Не дожидаясь ответа, я ретировалась и захлопнула дверь. Я была уверена, что этот паршивец прибежит как миленький: небось рад без памяти, что снова сумел меня заинтриговать. Зря я дала ему понять, что верю его фантазиям. Никак мне не удавалось сохранить пресловутую бесстрастность, к которой обязывает профессия врача. В этот вечер я совершенно не отдавала себе отчета в своих действиях.
Через полчаса Бенжамен Толон, шаркая дырявыми тапками, спустился ко мне на первый этаж. По дороге еще успел натерпеться насмешек от двух санитаров. Он сел рядом со мной на скамью под ажурным сводом галереи, ведущей в подвальные помещения, напротив профсоюзного комитета и бара, в это время давно закрытого. Луна почти дневным светом заливала сад, разрезая его на большие темные и голубоватые лоскуты. Казалось, что мы в театре, в будке суфлера. В Париже летом не спускается ночь, просто сгущаются краски дня, а на рассвете он возрождается во всем своем сиянии. На улицах в этот час не было почта ни души, только полицейские с собаками искали лежбища бездомных.

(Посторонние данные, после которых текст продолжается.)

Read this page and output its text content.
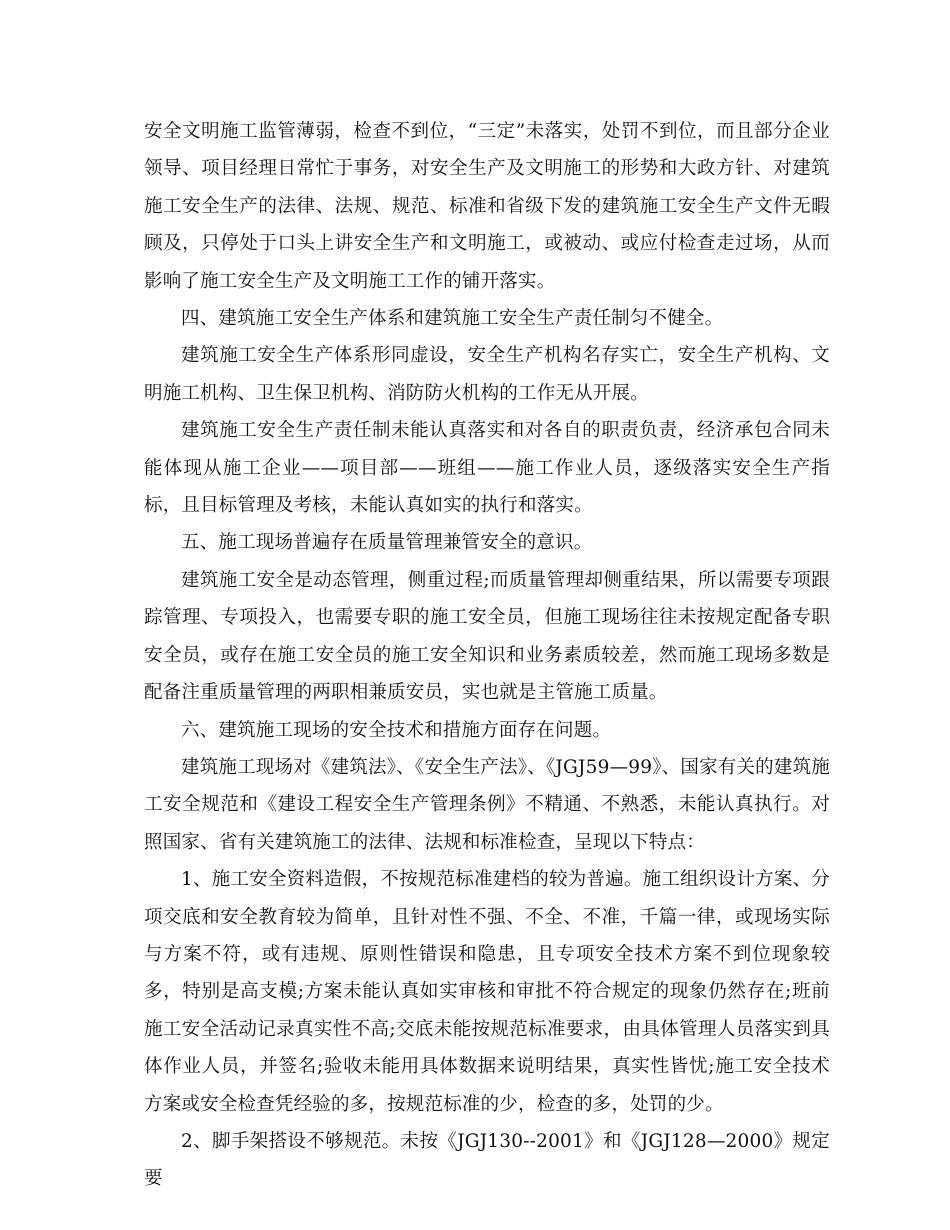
安全文明施工监管薄弱，检查不到位，“三定”未落实，处罚不到位，而且部分企业领导、项目经理日常忙于事务，对安全生产及文明施工的形势和大政方针、对建筑施工安全生产的法律、法规、规范、标准和省级下发的建筑施工安全生产文件无暇顾及，只停处于口头上讲安全生产和文明施工，或被动、或应付检查走过场，从而影响了施工安全生产及文明施工工作的铺开落实。

四、建筑施工安全生产体系和建筑施工安全生产责任制匀不健全。

建筑施工安全生产体系形同虚设，安全生产机构名存实亡，安全生产机构、文明施工机构、卫生保卫机构、消防防火机构的工作无从开展。

建筑施工安全生产责任制未能认真落实和对各自的职责负责，经济承包合同未能体现从施工企业——项目部——班组——施工作业人员，逐级落实安全生产指标，且目标管理及考核，未能认真如实的执行和落实。

五、施工现场普遍存在质量管理兼管安全的意识。

建筑施工安全是动态管理，侧重过程;而质量管理却侧重结果，所以需要专项跟踪管理、专项投入，也需要专职的施工安全员，但施工现场往往未按规定配备专职安全员，或存在施工安全员的施工安全知识和业务素质较差，然而施工现场多数是配备注重质量管理的两职相兼质安员，实也就是主管施工质量。

六、建筑施工现场的安全技术和措施方面存在问题。

建筑施工现场对《建筑法》、《安全生产法》、《JGJ59—99》、国家有关的建筑施工安全规范和《建设工程安全生产管理条例》不精通、不熟悉，未能认真执行。对照国家、省有关建筑施工的法律、法规和标准检查，呈现以下特点：

1、施工安全资料造假，不按规范标准建档的较为普遍。施工组织设计方案、分项交底和安全教育较为简单，且针对性不强、不全、不准，千篇一律，或现场实际与方案不符，或有违规、原则性错误和隐患，且专项安全技术方案不到位现象较多，特别是高支模;方案未能认真如实审核和审批不符合规定的现象仍然存在;班前施工安全活动记录真实性不高;交底未能按规范标准要求，由具体管理人员落实到具体作业人员，并签名;验收未能用具体数据来说明结果，真实性皆忧;施工安全技术方案或安全检查凭经验的多，按规范标准的少，检查的多，处罚的少。

2、脚手架搭设不够规范。未按《JGJ130--2001》和《JGJ128—2000》规定要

Дыхание города овевало нас, не освежая. Жужжали комары и мошки, с треском сгорая на электрических лампочках. Где-то вдалеке хлопали двери, из подвала доносилось гудение вентиляции, и мы подошвами ощущали жизнь больницы – словно трепетали бока огромного зверя, улегшегося у наших ног. Тяжелый камень давил мне на грудь. Я едва различала Бенжамена, яркий свет луны сделал еще темнее сумрак под сводами галереи, и вокруг нас в фантасмагорическом балете роились тени. Он положил руки на колени и начал точно с того места, где остановился вчера. Невнятный гул поднимался из сердца Парижа, колокол собора Парижской Богоматери отбивал каждые четверть часа. Мы и сами были двумя призраками, беседовавшими во мраке. И рассказ этого незнакомца казался порождением темноты, как будто сама ночь шептала его мне на ухо.

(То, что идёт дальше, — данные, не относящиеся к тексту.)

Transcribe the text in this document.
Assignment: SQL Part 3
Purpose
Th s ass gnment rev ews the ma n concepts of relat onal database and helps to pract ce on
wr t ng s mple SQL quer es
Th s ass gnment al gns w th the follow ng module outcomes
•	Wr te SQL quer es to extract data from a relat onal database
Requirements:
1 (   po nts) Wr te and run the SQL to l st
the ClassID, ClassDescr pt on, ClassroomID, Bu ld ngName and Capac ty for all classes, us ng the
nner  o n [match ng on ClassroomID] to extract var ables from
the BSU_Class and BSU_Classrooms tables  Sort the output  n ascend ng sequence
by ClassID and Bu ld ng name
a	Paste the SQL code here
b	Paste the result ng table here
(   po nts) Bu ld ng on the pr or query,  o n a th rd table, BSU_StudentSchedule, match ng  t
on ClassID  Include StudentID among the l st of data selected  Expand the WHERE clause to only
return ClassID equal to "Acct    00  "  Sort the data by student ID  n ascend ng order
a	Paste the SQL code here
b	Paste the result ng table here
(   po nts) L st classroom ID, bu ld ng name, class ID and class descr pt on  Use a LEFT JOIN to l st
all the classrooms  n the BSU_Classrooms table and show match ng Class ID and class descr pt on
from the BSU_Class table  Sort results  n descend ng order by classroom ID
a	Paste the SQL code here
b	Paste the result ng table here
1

Так вот, мы подъезжали к шале; на сей раз все его окна ярко светились, и дом походил на корабль, севший на мель в горах. Можете себе представить, как мы были довольны после тревожных часов, проведенных в машине. Продрогли мы до костей. Внушительный остов дома, толстые стены, крыша, широкие скаты которой почти касались земли, – все это выглядело солидно. Раймон – так звали нежданного спасителя, – не спрашивая, взял наши чемоданы. Не знаю почему, но перед этим угрюмым коротышкой я робел. Он широко распахнул дверь, кивком пригласив следовать за ним. Нагретый воздух мгновенно окутал нас, как будто мы вошли в теплое и мягкое нутро животного. За маленьким тамбуром, специально устроенным, чтобы не напустить холоду в дом, вторая дверь вела в длинную прихожую, стены которой были украшены охотничьими трофеями – оленьими рогами и кабаньими головами. На нас повеяло аппетитным духом кухни, и мне показалось, будто я в хорошем отеле. В приоткрытом стенном шкафу в углу я заметил теплые сапоги на меху, снегоступы, лыжные палки. Не успели мы сделать и шагу, как Раймон проворно схватил метелку из конского волоса и смахнул с наших курток и ботинок снег, который тотчас растаял на толстом половике.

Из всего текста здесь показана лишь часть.